Die russische Besatzung der Krim im Jahr 2014 und die Vollinvasion der Ukraine im Jahr 2022 vertrieb viele Menschen aus ihrer Heimat. Insbesondere die indigene Bevölkerung der Krim, die Krimtataren: Ihre Geschichte ist geprägt von Verfolgung, Deportation und jahrzehntelanger brutaler Unterdrückung durch das sowjetische Regime. Elnara Nuriieva-Letova und Elvis Çolpuh, zwei krimtatarischen Aktivist:innen in Deutschland, berichten über ihre Flucht aus der Heimat, die bleibenden Wunden der Vergangenheit und ihr politisches Engagement im Aufnahmeland.
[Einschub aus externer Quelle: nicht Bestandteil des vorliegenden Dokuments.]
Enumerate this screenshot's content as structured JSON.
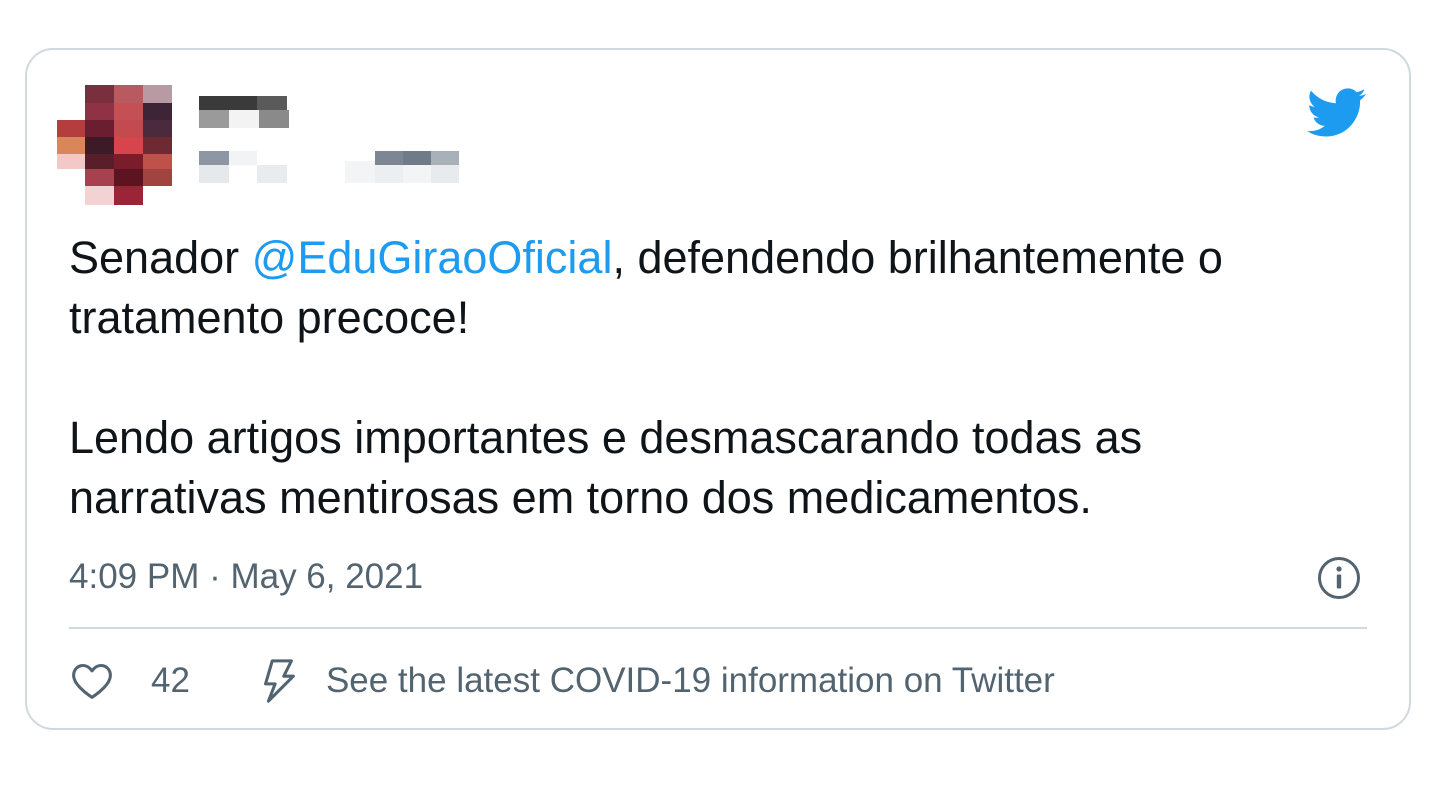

Elnara: Von der IT-Welt an die Informationsfront
Elnara war viele Jahre als IT-Projektmanagerin tätig – bis zur Eskalation des Krieges im Jahr 2022. Die Invasion war ein Wendepunkt: „Ich habe beschlossen, meinen Beruf zu wechseln“, sagt sie. Gemeinsam mit Emil Ibrahimov und Muslim Umerov gründete sie unter der Leitung des ukrainischen Journalisten Osman Pashayev, das unabhängige Medienprojekt CEMAAT (Krimtatarisch für „Volk“, „Gemeinschaft“). Das Projekt hat sich der Sichtbarkeit krimtatarischer Stimmen verschrieben. Elnara ist dort als Projektleiterin und Autorin tätig. Bei CEMAAT werden gesellschaftlich relevante Nachrichten aus der Ukraine, insbesondere von der Krim, veröffentlicht – und das gleich in mehreren Sprachen, vor allem aber in der vom Aussterben bedrohten Sprache der Krimtataren selbst. Zudem bietet CEMAAT eine Plattform für den Austausch von Ideen und sorgt für Sichtbarkeit und ein repräsentatives Bild der krimtatarischen Gemeinschaft.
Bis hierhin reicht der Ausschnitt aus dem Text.